Christine Blower, General Secretary of the NUT, said: ‘Addressing the number of children in poverty in the UK should be a key government priority.

‘There is no defence for the number of children in the UK who go to bed hungry and wake up cold.

‘To claim teaching “quality” will be improved by introducing performance-related pay is nonsense.

‘There is no evidence that linking pay to performance increases results in schools.

‘There is evidence, however, that driving schools to compete will let down the most vulnerable learners.

‘Iain Duncan Smith’s pledges to raise qualification requirements for teachers.

‘This is at odds with current government policy which allows Free Schools and academies to employ non-qualified teachers and which promises new “early years teachers” who are not teachers.

‘Bringing down the barriers to learning for children in poverty matters to teachers.

‘Teachers are professionals with high expectations for every child in their class.

‘They want to widen their horizons and reduce structural inequalities in society.

‘The NUT will use the consultation on the new strategy to bring to the table teacher expertise about what education policies are the right and wrong ones for closing the gap.

‘Reducing the existence of child poverty in this nation is a target by which the government must be measured and judged’.

The Child Poverty Action Group (CPAG) said that the ‘disappointing’ Tory Coalition government’s Child Poverty strategy proposals ‘need much greater ambition to reverse failures’ or the UK is headed for a ‘child poverty crisis’.

CPAG point to the core issues that need to be addressed to alleviate child poverty: ‘secure jobs, living wages, fair rents and affordable childcare’.

Alison Garnham, Chief Executive of CPAG, said: ‘After a long wait, we’re disappointed to see a list that contains little new, or likely to make a dent in the numbers of children growing up in poverty.

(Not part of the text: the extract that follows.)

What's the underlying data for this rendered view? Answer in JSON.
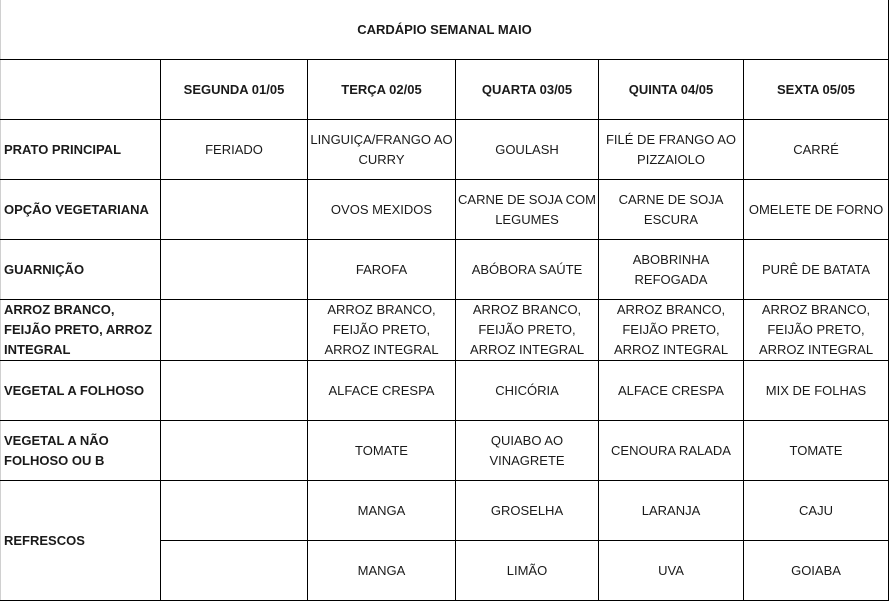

‘We can reduce child poverty under the existing measurement – we know this because other countries have much lower child poverty under the same measure.

‘If they can do better for their children, we can do better for British children too.

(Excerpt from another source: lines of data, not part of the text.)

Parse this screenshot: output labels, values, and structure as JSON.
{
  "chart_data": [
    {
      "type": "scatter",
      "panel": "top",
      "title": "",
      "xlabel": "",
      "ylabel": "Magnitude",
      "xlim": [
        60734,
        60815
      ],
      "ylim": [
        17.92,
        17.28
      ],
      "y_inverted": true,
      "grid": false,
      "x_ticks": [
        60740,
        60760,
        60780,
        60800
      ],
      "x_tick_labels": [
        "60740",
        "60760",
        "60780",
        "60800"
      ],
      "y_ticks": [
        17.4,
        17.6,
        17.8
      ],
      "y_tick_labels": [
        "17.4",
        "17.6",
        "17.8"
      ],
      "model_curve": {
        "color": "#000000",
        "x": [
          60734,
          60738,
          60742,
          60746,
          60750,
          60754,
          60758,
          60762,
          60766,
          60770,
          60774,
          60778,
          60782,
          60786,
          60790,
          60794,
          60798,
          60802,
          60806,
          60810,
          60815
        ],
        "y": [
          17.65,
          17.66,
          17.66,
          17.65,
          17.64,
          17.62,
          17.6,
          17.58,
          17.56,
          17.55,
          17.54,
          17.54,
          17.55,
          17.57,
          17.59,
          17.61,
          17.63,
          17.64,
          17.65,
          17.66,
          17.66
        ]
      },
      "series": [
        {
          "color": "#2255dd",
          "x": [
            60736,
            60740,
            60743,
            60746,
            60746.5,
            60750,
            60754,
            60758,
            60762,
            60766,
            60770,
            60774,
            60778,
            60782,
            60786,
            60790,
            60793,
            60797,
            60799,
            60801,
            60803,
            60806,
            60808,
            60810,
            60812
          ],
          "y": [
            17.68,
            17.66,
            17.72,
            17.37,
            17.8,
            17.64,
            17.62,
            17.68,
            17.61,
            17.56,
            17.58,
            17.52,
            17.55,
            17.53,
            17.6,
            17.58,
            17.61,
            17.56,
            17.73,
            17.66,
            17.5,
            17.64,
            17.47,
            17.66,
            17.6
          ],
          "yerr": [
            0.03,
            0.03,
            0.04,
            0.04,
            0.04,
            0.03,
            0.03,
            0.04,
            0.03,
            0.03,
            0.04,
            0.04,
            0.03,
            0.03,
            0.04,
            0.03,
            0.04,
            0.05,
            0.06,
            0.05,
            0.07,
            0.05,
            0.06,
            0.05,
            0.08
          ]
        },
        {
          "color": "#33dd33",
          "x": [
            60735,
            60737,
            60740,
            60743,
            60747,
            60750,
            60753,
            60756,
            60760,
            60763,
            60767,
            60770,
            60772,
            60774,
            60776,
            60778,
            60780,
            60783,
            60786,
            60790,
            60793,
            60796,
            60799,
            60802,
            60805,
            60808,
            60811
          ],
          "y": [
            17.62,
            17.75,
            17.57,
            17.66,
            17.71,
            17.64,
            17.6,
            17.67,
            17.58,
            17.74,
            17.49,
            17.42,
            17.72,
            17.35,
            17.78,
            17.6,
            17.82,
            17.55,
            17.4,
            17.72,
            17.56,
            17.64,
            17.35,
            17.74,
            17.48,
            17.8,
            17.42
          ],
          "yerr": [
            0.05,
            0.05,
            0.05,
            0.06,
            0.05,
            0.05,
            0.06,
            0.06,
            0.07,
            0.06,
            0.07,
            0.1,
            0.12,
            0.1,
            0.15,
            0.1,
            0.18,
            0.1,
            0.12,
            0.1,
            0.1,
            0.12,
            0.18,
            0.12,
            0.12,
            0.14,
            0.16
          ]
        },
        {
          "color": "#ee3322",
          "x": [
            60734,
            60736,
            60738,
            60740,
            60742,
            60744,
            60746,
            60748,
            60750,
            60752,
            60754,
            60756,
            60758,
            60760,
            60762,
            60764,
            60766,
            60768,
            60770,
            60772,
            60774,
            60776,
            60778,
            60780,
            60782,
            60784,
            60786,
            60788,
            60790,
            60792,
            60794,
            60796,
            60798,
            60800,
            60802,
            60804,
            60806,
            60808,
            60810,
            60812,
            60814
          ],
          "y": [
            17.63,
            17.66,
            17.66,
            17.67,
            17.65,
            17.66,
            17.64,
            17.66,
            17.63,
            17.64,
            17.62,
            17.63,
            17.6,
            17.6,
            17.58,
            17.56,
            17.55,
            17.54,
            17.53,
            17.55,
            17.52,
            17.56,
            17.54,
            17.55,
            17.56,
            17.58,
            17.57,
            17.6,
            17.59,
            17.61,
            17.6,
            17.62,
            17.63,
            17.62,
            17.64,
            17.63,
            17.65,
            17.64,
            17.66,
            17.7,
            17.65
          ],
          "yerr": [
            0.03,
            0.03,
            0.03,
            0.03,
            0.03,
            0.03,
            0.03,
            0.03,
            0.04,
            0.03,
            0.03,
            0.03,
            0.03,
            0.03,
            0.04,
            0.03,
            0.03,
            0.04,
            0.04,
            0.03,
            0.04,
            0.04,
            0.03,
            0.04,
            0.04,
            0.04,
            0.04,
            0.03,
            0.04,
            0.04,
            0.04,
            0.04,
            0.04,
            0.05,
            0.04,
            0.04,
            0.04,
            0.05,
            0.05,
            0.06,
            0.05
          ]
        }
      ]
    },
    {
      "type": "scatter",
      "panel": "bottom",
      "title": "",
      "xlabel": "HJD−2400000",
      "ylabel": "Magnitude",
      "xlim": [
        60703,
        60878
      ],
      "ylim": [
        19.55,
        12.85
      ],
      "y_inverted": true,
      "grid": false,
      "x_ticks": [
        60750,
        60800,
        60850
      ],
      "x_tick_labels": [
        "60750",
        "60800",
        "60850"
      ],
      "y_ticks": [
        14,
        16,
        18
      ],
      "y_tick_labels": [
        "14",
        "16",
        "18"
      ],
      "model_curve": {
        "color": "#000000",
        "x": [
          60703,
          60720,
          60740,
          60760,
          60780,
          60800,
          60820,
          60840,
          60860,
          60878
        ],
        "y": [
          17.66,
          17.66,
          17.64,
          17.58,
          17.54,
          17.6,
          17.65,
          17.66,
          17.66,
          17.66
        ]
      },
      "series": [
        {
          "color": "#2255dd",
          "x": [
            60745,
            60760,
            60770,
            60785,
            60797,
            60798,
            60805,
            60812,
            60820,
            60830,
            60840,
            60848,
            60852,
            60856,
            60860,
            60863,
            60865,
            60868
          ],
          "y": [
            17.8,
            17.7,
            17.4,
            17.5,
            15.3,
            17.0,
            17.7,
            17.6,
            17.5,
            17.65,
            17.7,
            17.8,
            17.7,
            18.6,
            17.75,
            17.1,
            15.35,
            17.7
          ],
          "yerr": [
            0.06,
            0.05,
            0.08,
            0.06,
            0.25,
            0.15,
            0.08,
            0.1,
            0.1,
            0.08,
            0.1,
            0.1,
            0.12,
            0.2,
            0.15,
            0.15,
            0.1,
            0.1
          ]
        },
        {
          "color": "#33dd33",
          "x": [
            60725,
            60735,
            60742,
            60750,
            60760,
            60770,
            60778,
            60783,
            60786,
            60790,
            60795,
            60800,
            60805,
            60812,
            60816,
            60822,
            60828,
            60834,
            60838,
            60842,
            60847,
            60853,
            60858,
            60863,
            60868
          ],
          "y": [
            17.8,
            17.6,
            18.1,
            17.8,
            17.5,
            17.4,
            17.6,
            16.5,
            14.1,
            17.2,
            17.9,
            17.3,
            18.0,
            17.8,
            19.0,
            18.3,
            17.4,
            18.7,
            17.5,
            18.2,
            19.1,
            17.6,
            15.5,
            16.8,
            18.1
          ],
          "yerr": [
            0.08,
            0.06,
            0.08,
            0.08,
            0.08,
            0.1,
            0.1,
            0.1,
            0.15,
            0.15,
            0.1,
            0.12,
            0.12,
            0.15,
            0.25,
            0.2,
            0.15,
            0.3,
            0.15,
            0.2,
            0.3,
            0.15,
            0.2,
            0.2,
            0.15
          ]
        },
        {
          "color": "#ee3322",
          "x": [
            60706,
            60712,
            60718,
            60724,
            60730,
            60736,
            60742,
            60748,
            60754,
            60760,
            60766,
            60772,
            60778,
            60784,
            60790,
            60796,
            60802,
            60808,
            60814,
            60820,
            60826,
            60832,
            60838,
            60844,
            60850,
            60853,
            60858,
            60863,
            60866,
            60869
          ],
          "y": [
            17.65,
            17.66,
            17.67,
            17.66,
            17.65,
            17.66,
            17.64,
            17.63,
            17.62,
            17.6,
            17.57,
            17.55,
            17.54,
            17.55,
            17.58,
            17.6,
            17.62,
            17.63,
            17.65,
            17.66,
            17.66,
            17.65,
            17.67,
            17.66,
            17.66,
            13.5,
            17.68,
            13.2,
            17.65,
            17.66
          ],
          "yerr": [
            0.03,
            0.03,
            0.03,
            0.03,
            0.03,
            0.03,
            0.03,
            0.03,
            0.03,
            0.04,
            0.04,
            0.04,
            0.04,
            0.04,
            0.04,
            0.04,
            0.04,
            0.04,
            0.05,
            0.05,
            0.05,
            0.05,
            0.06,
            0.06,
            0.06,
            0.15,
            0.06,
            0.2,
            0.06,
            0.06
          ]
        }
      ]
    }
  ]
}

‘It will continue to be the measure by which independent experts hold the government to account.

‘Parents want secure jobs, living wages, fair rents and affordable childcare.

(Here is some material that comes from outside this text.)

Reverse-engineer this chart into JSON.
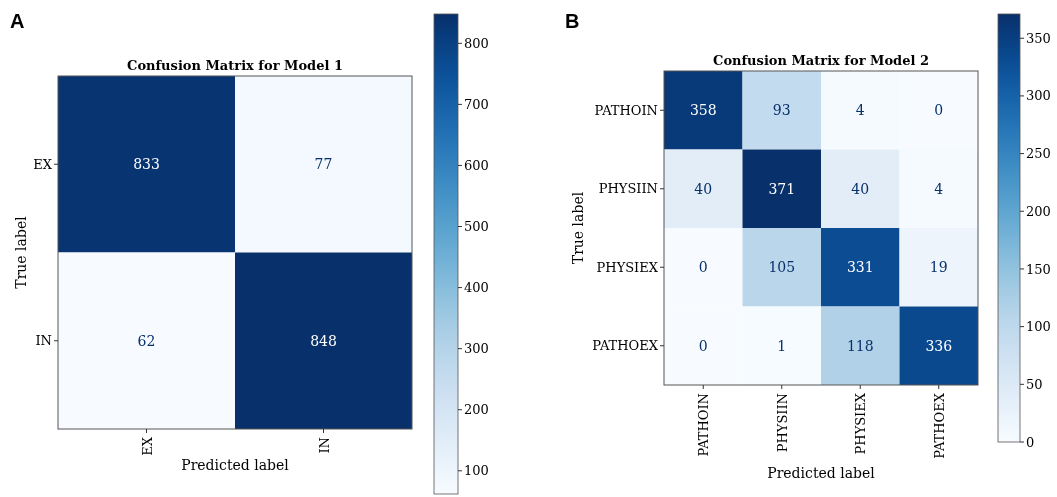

‘This should not be too much to ask in one of the world’s richest economies, yet these things remain out of reach for millions of families.

‘The draft strategy is weak in these essential areas with nothing to say on living wages and only limited investment in affordable homes.

‘Childcare and school costs are better areas, with the government understanding the importance of investment and the future returns it will bring.

‘We need this ambition to spread throughout the strategy.

‘At the heart of the strategy should be the promise that the growing economy will give more to those at the bottom than to those at the top.

‘This will need strong wage growth for the lowest paid, more job security and affordable rents, which means taking some tough decisions to stop those at the top running off with all the proceeds of growth.

‘We hope ministers listen to these concerns during the consultation and recognise that unless they take bold action we’re heading for a costly child poverty crisis – child poverty already costs Britain £29bn a year.’

The Association of Teachers and Lecturers (ATL) highlights how the housing crisis is impacting on children and their education.

ATL criticises the Tory coalition for underestimating the role poverty has in ‘restricting the ability of children to learn’.

Dr Mary Bousted, general secretary of the Association of Teachers and Lecturers (ATL), said: ‘While we welcome the consultation on the child poverty strategy, child poverty has long-lasting effects, not only impacting on achievement and GCSE grades, but also leaving children hungry, in poor and overcrowded housing and unable to take part in activities with their friends – all of which make it much harder to achieve the same education results as others.

‘Iain Duncan-Smith’s belief that education is a way out of poverty is mistaken. It is not that simple.

‘Teachers’ experience is that poverty restricts the ability of children to learn and research shows that schools can have only a limited effect on the achievement of children from disadvantaged backgrounds.’